Sein Tod mahnte mich fortwährend an das Jenseits, meine Umgebung an den Jammer und das Elend dieser Erde, der rasche Umschwung der Dinge außerhalb der Kerkermauern an die Charakterlosigkeit der Menschen und an das Nichts der Volksgunst, um welche ich selbst so eifrig gebuhlt.

An Gefangenschaft und Zertrümmerung des selbstgebildeten Lebensplanes lag mir wenig, die Aussicht auf das Zuchthaus machte mich aber beben.

Gott bestrafte den Hochmuth der Revolution im Großen, an mir im Kleinen. Acht Jahre Festung würden mich bei weitem nicht so erschüttert haben, wie acht Jahre Zuchthaus, die Richter trafen damit meinen Stolz noch weit mehr als meine Schuld.

Das Fundament meiner gewöhnten Sittlichkeit bildeten jene Begriffe von Ehre, welche in der Achtung vor der Menschheit und im Selbstgefühle des Gebildeten wurzeln, die Achtung der Zeitgenossen und noch mehr der kommenden Geschlechter als das Höchste des Lebens erscheinen lassen.

War diese Sittlichkeit bereits während der Revolution in Partheileidenschaft schiffbrüchig geworden, so bot sie beim Eintritte in das Zuchthaus vollends keinen Halt mehr. Am lebhaftesten fühlte ich dies in der ersten Nacht, die ich als Sträfling im einsamen Vorarreste zubrachte; ich glaube die Geburtswehen eines neuen Menschen in mir durchgemacht zu haben und habe ich in meinem Leben jemals im Gefühle meiner Ohnmacht um Gottes Schutz und Erleuchtung von Oben inbrünstig gefleht, so geschah es damals.

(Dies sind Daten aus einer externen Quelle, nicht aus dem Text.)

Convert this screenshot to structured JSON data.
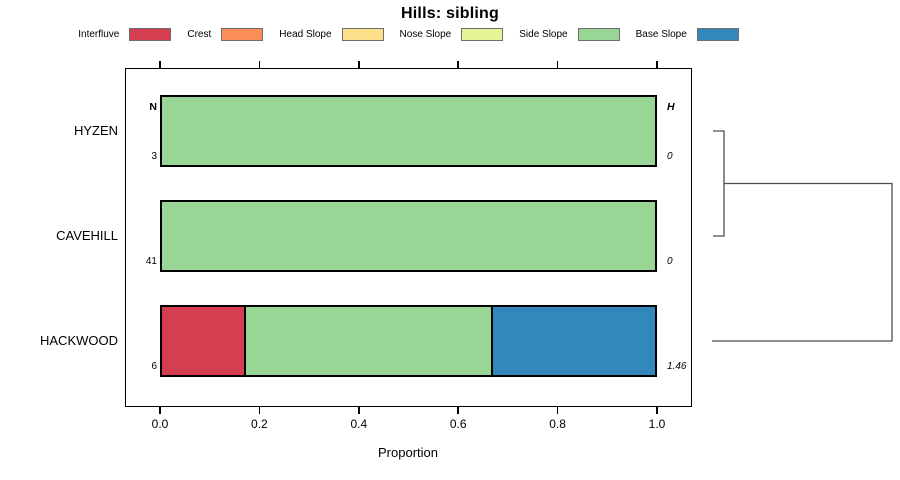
{
  "title": "Hills: sibling",
  "legend": {
    "items": [
      {
        "label": "Interfluve",
        "color": "#D53E4F"
      },
      {
        "label": "Crest",
        "color": "#FC8D59"
      },
      {
        "label": "Head Slope",
        "color": "#FEE08B"
      },
      {
        "label": "Nose Slope",
        "color": "#E6F598"
      },
      {
        "label": "Side Slope",
        "color": "#99D594"
      },
      {
        "label": "Base Slope",
        "color": "#3288BD"
      }
    ]
  },
  "annotation_columns": {
    "n_header": "N",
    "h_header": "H"
  },
  "chart_data": {
    "type": "bar",
    "orientation": "horizontal",
    "stacked": true,
    "title": "Hills: sibling",
    "xlabel": "Proportion",
    "xlim": [
      0.0,
      1.0
    ],
    "x_ticks": [
      "0.0",
      "0.2",
      "0.4",
      "0.6",
      "0.8",
      "1.0"
    ],
    "grid": false,
    "legend_position": "top",
    "categories": [
      "HYZEN",
      "CAVEHILL",
      "HACKWOOD"
    ],
    "n_values": [
      "3",
      "41",
      "6"
    ],
    "h_values": [
      "0",
      "0",
      "1.46"
    ],
    "series": [
      {
        "name": "Interfluve",
        "color": "#D53E4F",
        "values": [
          0,
          0,
          0.167
        ]
      },
      {
        "name": "Crest",
        "color": "#FC8D59",
        "values": [
          0,
          0,
          0
        ]
      },
      {
        "name": "Head Slope",
        "color": "#FEE08B",
        "values": [
          0,
          0,
          0
        ]
      },
      {
        "name": "Nose Slope",
        "color": "#E6F598",
        "values": [
          0,
          0,
          0
        ]
      },
      {
        "name": "Side Slope",
        "color": "#99D594",
        "values": [
          1.0,
          1.0,
          0.5
        ]
      },
      {
        "name": "Base Slope",
        "color": "#3288BD",
        "values": [
          0,
          0,
          0.333
        ]
      }
    ],
    "dendrogram": {
      "note": "hierarchical clustering shown in right margin, merge height increases rightward",
      "merges": [
        {
          "members": [
            "HYZEN",
            "CAVEHILL"
          ],
          "relative_height": "small"
        },
        {
          "members": [
            "HYZEN+CAVEHILL",
            "HACKWOOD"
          ],
          "relative_height": "large"
        }
      ]
    }
  }
}
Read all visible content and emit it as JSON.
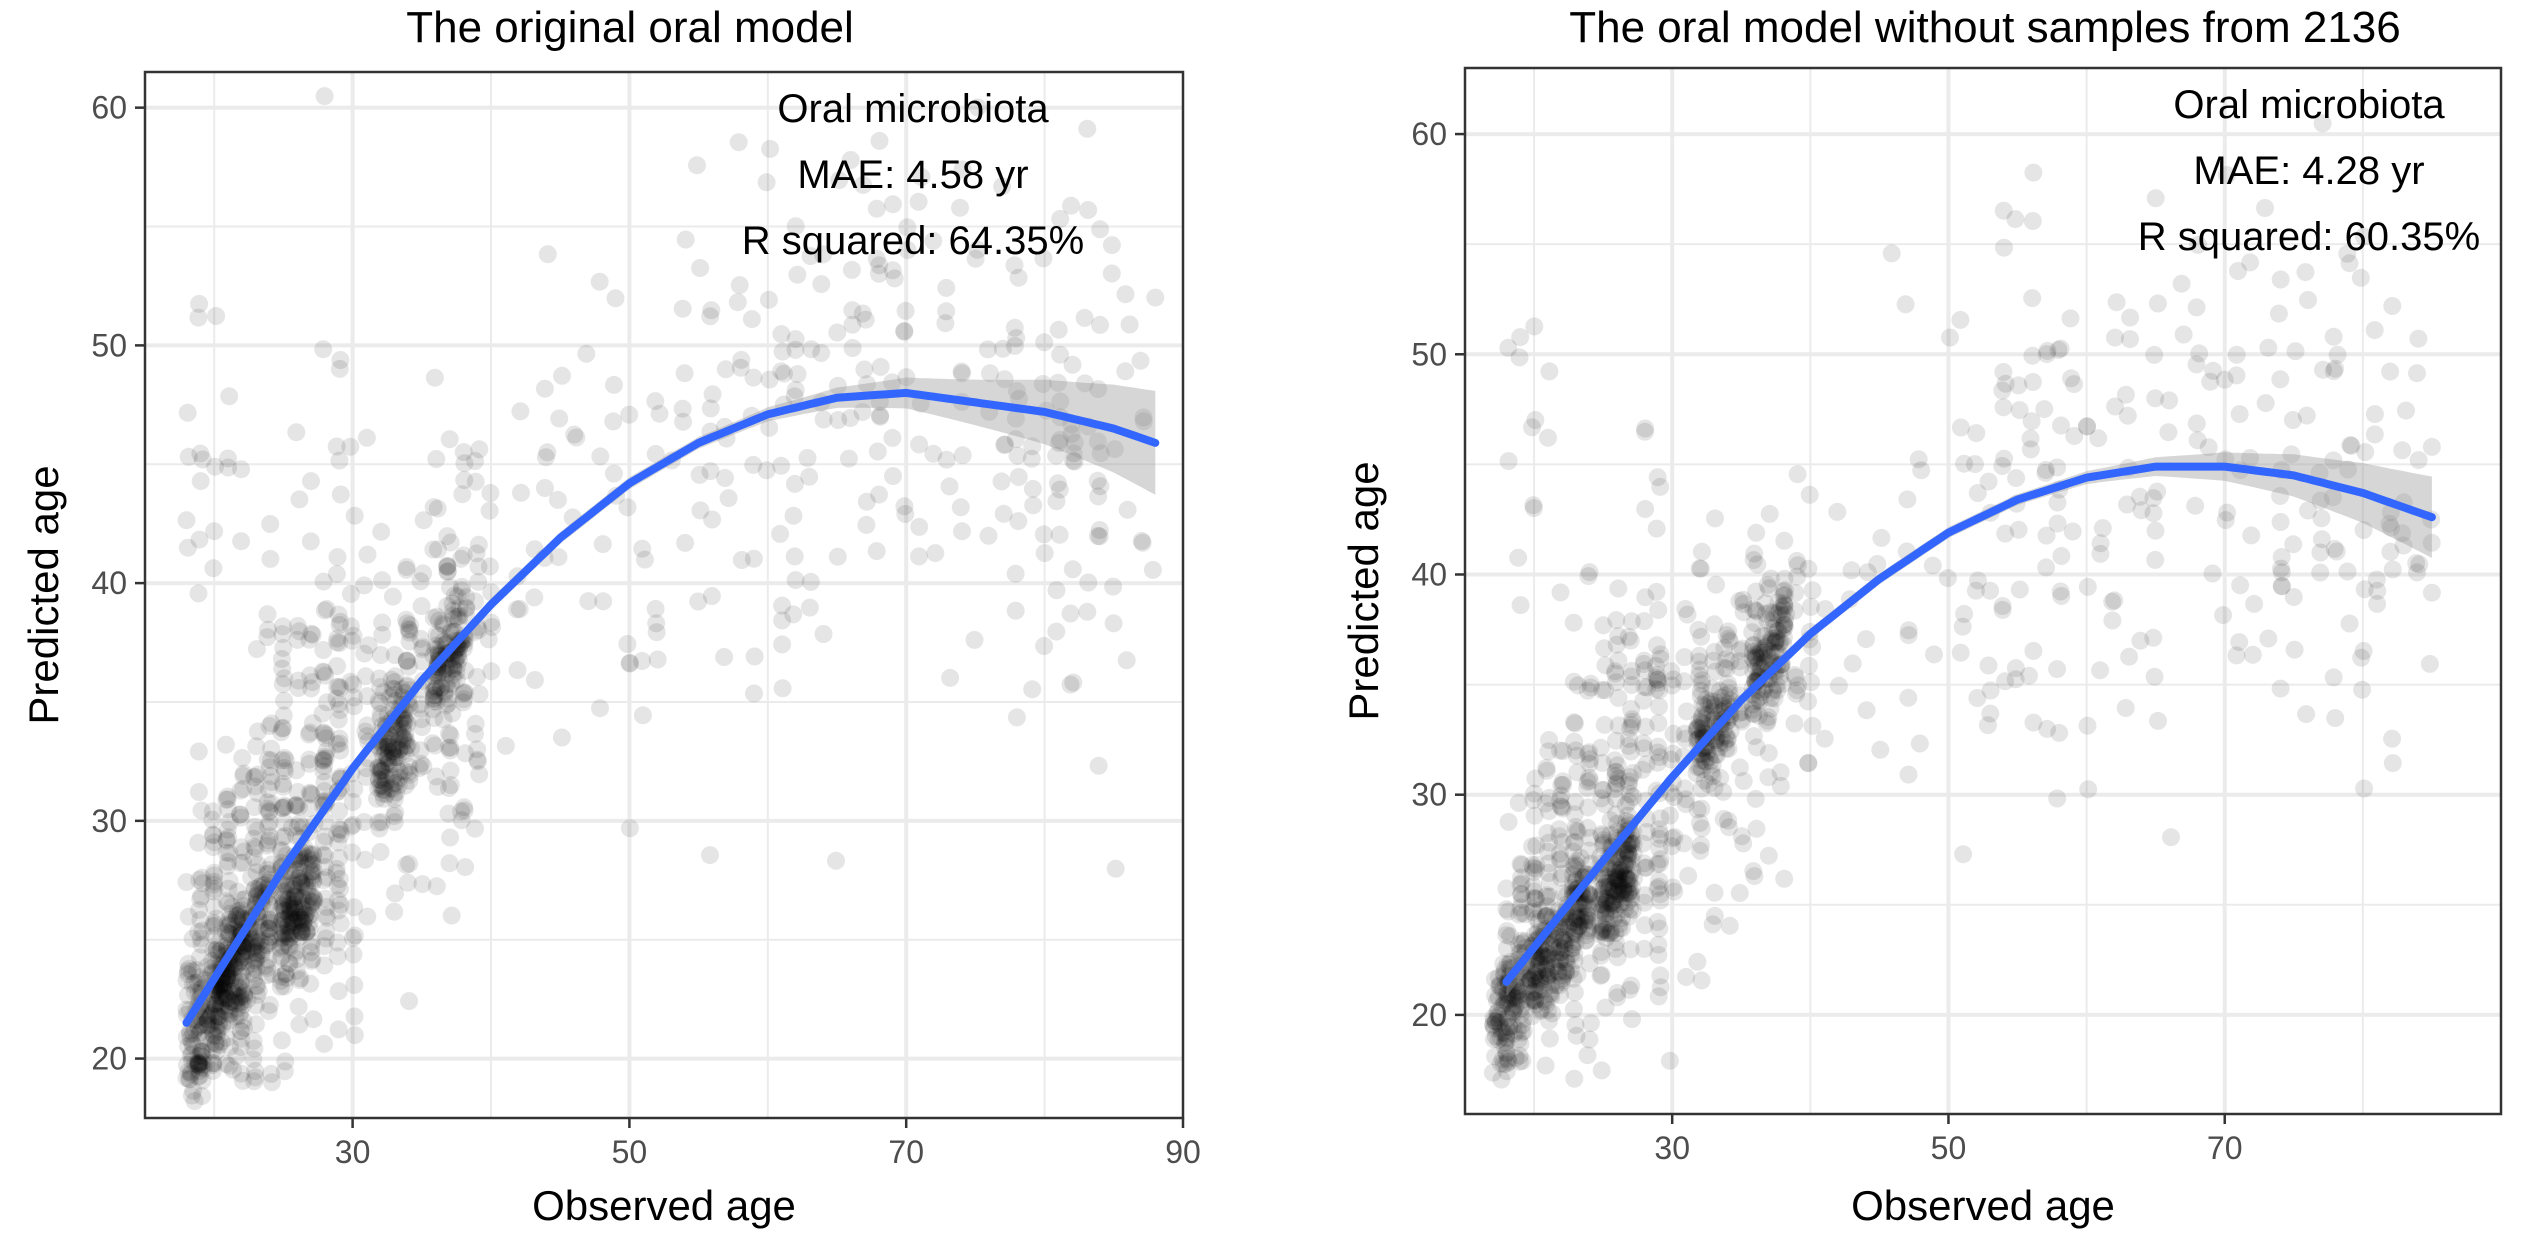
{
  "figure": {
    "background": "#ffffff",
    "point_color": "#000000",
    "point_opacity": 0.1,
    "fit_color": "#3366ff",
    "ribbon_color": "#999999",
    "grid_color": "#ebebeb",
    "axis_text_color": "#4d4d4d"
  },
  "chart_data": [
    {
      "type": "scatter",
      "title": "The original oral model",
      "xlabel": "Observed age",
      "ylabel": "Predicted age",
      "xlim": [
        15,
        90
      ],
      "ylim": [
        17.5,
        61.5
      ],
      "xticks": [
        30,
        50,
        70,
        90
      ],
      "yticks": [
        20,
        30,
        40,
        50,
        60
      ],
      "grid": true,
      "annotation": [
        "Oral microbiota",
        "MAE: 4.58 yr",
        "R squared: 64.35%"
      ],
      "fit": {
        "method": "quadratic smooth with confidence band",
        "x": [
          18,
          25,
          30,
          35,
          40,
          45,
          50,
          55,
          60,
          65,
          70,
          75,
          80,
          85,
          88
        ],
        "y": [
          21.5,
          28.0,
          32.2,
          35.9,
          39.1,
          41.9,
          44.2,
          45.9,
          47.1,
          47.8,
          48.0,
          47.6,
          47.2,
          46.5,
          45.9
        ]
      },
      "points_summary": {
        "n_approx": 1700,
        "dense_clusters": [
          {
            "x": 20,
            "y": 22.5
          },
          {
            "x": 22,
            "y": 24.5
          },
          {
            "x": 26,
            "y": 26.5
          },
          {
            "x": 33,
            "y": 33.0
          },
          {
            "x": 37,
            "y": 37.0
          }
        ]
      }
    },
    {
      "type": "scatter",
      "title": "The oral model without samples from 2136",
      "xlabel": "Observed age",
      "ylabel": "Predicted age",
      "xlim": [
        15,
        90
      ],
      "ylim": [
        15.5,
        63
      ],
      "xticks": [
        30,
        50,
        70
      ],
      "yticks": [
        20,
        30,
        40,
        50,
        60
      ],
      "grid": true,
      "annotation": [
        "Oral microbiota",
        "MAE: 4.28 yr",
        "R squared: 60.35%"
      ],
      "fit": {
        "method": "quadratic smooth with confidence band",
        "x": [
          18,
          25,
          30,
          35,
          40,
          45,
          50,
          55,
          60,
          65,
          70,
          75,
          80,
          85
        ],
        "y": [
          21.5,
          27.0,
          30.8,
          34.3,
          37.3,
          39.8,
          41.9,
          43.4,
          44.4,
          44.9,
          44.9,
          44.5,
          43.7,
          42.6
        ]
      },
      "points_summary": {
        "n_approx": 1500,
        "dense_clusters": [
          {
            "x": 19,
            "y": 21.5
          },
          {
            "x": 22,
            "y": 23.5
          },
          {
            "x": 26,
            "y": 26.0
          },
          {
            "x": 33,
            "y": 33.0
          },
          {
            "x": 37,
            "y": 36.5
          }
        ]
      }
    }
  ]
}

Die Zuchthausstrafe war die Pferdekur, welche der erbarmende Gott bei mir anwenden mußte, wenn ich nicht zeitlich und ewig verloren gehen sollte.

Voll Einbildung auf meine ganz absonderliche Gescheidheit und Scharfsinnigkeit hatte ich mich auf eine höchst tölpelhafte Weise den Gerichten selbst in die Hände geliefert und den Richtern nicht nur die nöthigen Waffen der Wahrheit, sondern noch ganz unnöthige meines souveränen Hochmuthes gegeben; voll von Träumen eines weitausschauenden Ehrgeizes, von hohen Ehren und in ferne Zeiten hinüberwallenden Weihrauchwolken, aß ich jetzt mit Räubern an Einem Tische und Nachts flüsterten mir Mörder die schauerlichen Geheimnisse ihres Lebens und gar oft ihrer Verworfenheit in die Ohren; voll armseligen Dünkels auf ein bischen Bücherkram mußte ich nunmehr mit den rohesten, unwissendsten Söhnen des Volkes mich abgeben und bald diesem bald jenem als eine Art Knecht unterthan sein; sehr freigebig mit Versprechungen gegen blutarme Angehörige, die alle Hoffnungen auf mich gesetzt, glaubte ich mindestens die Vorwürfe dieser in meinen Kerker hereintönen zu hören und so gleichgültig mir die Achtung oder Verachtung politischer Partheimänner wurde, so sehr kränkte mich doch das ungünstige Licht, in welches ich während der Revolution und jetzt gar als Graukittel bei manchem redlichen und einflußreichen "Aristokraten" gekommen, der mich einst geliebt, geachtet, in dieser oder jener Weise unterstützt und mir oft genug auch den Kamm wachsen gemacht hatte. Von den übrigen Leiden der Gefangenschaft mag sich der Leser dieser Zuchthausgeschichten leicht eine Vorstellung später bilden und weil ich einerseits nicht so unsinnig war, an Erlösung in Folge des Ausbruches einer neuen Revolution, anderseits unsinnig genug, an ein achtjähriges Zuchthausleben ernstlich zu denken, sah ich statt einer erträumten Apotheose schließlich einen nackten Leichnam auf dem fürchterlichen Brette der Anatomie, mein Skelett in irgend einer Nische eines anatomischen Museums neben den Hölzerlipsen und Schinderhansen und im günstigsten Falle mein vergeßnes Grab in einem Kirchhofwinkel.

Viel zu stolz, um zu klagen oder zu murren, schickte ich mich äußerlich ganz vortrefflich in meine Lage, doch während der Mund lachte und spottete, blutete das Herz und zog sich bald in hoffnungsloser Trauer, bald in wildem Ingrimme zusammen.

Viele Wassertropfen hölen den härtesten Stein, viele Zuchthausnächte allmählig das stärkste Mannesherz aus, besonders wenn die Stärke desselben in Hochmuth beruht.